Confira a resenha de Cláudia Nina do livro "A mortalha" de Matheus Acaro e seus pensamentos sobre a dificuldade de escrever sobre o amor.
Redação | 17 de Dezembro de 2018 às 17:00
Existe uma matéria difusa e muito difícil de se tocar com a escrita que é o amor. Sigo o pensamento na direção de como é penosa a tarefa de descrever um encontro físico entre dois amantes, por exemplo, sem parecer ridículo, tosco ou acanhado.
Outro dia descobri um conto que me pareceu uma explicação teórica (a partir da ficção) sobre os motivos que rondam a dificuldade de um autor escrever o erótico. Achei que poderia funcionar em uma oficina literária, por exemplo, em que fossem explicitados os maiores obstáculos para se alcançar um objetivo específico dentro de um tema. Da mesma forma como é difícil escrever um conto de ficção científica, por exemplo; há que se conhecer as técnicas para evitar a fácil ridicularização.
Pensando bem: em tudo o que se escreve, é muito mais curto o caminho que leva ao clichê, o que é uma obviedade, mas nem todo autor se dá conta disso.
Voltando ao encontro erótico. O conto de que falei está em um livro de um autor de estilo interessante que aborda temas diversos, do nascimento, passando pela velhice doente e chegando à morte (“Demétrio” é excelente). Entre os contos, está este que se chama “Palavras mudas”, que narra os encontros de um casal durante quatro anos, em um motel, em um “beco penumbroso”.

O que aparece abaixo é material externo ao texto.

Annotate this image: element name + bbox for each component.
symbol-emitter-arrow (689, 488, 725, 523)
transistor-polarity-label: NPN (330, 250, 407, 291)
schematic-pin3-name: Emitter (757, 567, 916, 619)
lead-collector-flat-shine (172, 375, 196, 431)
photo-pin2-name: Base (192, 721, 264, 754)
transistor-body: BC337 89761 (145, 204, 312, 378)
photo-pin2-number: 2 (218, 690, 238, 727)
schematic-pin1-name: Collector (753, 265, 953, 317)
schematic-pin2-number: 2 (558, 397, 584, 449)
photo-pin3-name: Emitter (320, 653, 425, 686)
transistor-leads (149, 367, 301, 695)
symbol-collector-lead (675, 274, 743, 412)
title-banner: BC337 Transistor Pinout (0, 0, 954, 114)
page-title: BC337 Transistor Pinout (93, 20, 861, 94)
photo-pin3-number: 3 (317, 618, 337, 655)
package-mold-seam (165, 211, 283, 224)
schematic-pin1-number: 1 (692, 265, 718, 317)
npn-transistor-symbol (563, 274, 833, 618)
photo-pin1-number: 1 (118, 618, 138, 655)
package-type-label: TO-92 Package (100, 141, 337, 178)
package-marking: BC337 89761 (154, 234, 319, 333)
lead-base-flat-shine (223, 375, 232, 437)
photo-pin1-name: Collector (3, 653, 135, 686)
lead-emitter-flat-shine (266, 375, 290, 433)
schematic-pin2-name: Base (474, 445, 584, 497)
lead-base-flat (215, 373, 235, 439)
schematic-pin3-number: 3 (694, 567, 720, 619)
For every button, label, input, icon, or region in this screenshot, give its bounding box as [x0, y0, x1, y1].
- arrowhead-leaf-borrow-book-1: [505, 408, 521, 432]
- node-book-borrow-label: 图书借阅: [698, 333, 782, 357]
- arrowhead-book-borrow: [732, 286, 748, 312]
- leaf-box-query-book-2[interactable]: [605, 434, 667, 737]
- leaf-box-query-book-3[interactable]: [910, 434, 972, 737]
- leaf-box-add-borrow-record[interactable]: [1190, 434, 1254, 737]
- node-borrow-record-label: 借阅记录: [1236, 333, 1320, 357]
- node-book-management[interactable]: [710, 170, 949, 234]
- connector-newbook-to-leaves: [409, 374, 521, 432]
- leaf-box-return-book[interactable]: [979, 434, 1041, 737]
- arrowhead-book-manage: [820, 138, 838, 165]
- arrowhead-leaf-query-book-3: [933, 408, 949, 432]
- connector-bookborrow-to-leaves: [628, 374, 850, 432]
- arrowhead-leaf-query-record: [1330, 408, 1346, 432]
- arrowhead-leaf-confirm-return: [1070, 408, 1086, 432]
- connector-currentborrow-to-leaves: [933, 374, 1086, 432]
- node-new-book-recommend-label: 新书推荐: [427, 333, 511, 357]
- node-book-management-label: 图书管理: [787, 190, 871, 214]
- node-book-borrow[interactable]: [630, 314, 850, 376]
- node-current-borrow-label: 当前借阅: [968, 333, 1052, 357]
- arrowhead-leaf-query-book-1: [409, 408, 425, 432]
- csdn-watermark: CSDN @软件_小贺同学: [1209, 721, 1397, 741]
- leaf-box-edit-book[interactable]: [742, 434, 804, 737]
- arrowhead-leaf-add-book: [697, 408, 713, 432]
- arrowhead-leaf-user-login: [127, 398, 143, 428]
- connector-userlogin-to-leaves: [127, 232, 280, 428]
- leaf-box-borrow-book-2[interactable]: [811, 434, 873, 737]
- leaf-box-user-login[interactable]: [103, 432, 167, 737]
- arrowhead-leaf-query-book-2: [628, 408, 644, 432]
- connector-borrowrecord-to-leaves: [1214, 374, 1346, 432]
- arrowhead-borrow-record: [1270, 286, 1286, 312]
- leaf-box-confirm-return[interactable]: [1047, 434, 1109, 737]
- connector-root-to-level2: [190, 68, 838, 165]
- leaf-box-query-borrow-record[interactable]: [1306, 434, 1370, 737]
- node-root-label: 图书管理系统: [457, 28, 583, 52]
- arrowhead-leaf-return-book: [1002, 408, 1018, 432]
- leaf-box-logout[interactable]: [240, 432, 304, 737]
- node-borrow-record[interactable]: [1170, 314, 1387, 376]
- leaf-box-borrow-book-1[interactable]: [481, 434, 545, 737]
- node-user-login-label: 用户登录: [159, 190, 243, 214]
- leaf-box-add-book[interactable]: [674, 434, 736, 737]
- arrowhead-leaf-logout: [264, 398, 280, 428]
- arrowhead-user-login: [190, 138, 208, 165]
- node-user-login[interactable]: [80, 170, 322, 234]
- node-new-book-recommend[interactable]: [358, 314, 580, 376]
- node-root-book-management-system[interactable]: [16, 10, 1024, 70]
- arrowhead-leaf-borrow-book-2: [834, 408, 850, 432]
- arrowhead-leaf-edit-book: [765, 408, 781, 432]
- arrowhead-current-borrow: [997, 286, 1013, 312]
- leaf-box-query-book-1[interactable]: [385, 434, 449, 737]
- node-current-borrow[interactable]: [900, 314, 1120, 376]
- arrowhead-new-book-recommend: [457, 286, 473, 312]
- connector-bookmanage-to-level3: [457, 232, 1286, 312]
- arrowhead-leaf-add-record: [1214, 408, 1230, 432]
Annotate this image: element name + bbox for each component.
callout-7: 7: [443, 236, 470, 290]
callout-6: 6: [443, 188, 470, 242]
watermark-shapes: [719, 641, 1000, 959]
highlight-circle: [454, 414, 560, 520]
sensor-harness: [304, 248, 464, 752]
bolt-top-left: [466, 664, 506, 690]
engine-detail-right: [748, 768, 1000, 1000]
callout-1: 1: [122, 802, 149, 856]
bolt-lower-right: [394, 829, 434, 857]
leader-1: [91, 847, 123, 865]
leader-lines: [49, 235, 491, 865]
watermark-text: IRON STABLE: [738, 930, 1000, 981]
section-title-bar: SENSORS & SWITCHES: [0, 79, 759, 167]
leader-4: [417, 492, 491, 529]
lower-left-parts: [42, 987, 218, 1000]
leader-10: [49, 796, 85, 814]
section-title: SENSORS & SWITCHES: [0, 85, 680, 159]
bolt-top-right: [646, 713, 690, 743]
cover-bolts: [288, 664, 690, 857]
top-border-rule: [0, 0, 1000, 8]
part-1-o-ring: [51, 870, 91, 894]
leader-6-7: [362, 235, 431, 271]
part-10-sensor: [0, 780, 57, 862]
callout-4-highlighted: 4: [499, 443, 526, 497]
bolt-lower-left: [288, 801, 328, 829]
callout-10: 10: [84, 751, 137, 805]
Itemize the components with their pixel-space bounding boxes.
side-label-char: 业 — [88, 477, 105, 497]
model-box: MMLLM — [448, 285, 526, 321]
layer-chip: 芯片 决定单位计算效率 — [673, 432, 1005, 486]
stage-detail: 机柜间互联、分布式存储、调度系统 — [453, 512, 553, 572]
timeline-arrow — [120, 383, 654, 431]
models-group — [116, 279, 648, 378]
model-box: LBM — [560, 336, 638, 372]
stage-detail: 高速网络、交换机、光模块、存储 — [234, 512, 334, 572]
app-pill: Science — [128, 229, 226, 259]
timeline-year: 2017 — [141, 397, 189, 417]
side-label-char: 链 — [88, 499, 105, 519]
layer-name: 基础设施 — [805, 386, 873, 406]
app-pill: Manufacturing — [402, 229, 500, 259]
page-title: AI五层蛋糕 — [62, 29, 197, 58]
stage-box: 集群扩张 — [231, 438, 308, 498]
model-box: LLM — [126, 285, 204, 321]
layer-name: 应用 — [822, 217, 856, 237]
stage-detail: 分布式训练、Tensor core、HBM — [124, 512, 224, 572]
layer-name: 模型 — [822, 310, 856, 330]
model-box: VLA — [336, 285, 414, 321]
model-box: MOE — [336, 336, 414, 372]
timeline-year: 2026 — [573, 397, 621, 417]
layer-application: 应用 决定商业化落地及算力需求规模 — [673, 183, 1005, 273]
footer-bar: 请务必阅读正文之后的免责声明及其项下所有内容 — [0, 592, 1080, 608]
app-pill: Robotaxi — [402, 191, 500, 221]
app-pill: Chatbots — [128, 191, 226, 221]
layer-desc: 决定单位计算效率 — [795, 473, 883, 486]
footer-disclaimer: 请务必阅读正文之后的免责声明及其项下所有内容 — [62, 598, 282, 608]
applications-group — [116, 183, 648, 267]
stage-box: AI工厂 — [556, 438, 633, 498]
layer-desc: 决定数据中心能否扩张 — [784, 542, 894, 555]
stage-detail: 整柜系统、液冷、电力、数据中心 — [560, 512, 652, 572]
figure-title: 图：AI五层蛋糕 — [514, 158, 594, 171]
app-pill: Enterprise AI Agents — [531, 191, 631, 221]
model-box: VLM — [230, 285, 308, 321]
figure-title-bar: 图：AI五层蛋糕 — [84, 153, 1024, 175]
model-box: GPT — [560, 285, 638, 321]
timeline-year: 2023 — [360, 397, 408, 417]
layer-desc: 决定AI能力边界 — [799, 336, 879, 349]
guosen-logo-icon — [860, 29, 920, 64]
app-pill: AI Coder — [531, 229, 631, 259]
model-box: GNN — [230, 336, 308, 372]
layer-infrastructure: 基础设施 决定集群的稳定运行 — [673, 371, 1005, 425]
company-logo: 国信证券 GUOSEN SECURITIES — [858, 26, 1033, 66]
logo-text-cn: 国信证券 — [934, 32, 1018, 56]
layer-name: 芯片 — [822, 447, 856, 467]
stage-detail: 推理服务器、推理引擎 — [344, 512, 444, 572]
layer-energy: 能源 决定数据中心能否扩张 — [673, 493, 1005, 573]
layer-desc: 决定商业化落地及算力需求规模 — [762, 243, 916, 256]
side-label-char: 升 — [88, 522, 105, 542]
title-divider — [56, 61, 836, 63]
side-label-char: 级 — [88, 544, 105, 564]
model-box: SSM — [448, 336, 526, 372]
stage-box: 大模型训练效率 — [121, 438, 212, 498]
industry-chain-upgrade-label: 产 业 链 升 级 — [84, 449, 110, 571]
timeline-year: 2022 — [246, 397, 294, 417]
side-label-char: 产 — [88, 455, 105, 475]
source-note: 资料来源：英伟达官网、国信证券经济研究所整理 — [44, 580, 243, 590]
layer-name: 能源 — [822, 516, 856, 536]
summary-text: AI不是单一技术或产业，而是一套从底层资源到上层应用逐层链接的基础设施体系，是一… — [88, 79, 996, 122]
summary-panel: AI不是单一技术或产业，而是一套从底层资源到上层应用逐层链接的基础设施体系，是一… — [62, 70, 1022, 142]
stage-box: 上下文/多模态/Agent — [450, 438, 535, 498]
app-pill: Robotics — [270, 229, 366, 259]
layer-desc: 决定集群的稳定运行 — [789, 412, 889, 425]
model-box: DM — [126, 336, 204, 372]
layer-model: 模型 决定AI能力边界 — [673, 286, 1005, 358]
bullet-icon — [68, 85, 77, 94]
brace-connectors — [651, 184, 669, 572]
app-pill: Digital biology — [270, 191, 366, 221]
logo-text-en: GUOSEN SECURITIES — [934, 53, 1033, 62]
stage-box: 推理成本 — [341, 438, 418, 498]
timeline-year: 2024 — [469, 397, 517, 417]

A ideia do conto é a de que os amantes não se falam, apenas se tocam. Quando um deles decide romper o código do silêncio, os encontros deixam de acontecer.
O trecho que narra o começo de tudo: “Assim que ele ergueu a cabeça, os quatro olhos se misturaram. Ela se levantou, caminhou – o coração dele a gritar –, prendeu-o pelo pescoço e o beijou. Um beijo que ele não sabia caber dentro de alguém. Repetiram a transcendência boas vezes até que ela o pegou pela mão – ele deixou-se ir como uma pena presa a uma linha fina –, pagou as duas contas e, poucos passos, entrou no motel.”
O interessante é que não há descrição alguma da intimidade do encontro, embora se saiba que, ao som de Belchior, “tudo é permitido”. A ideia de que, quando o momento é tocado pela palavra, tudo desmorona é algo bem apropriado. Dizer sem dizer é o grande desafio de um conto que toca o erótico pelo silêncio. Acredito que o mesmo vale para quando se busca escrever sobre o amor – se falar demais, atrapalha. A procura por uma linguagem que explique sem dizer é, aliás, um desafio literário.
Afinal, para falar o óbvio, gastam-se sempre palavras demais. Quanto desperdício.
Por Claudia Nina, jornalista e escritora, autora, entre outros, de Paisagem de porcelana (Rocco).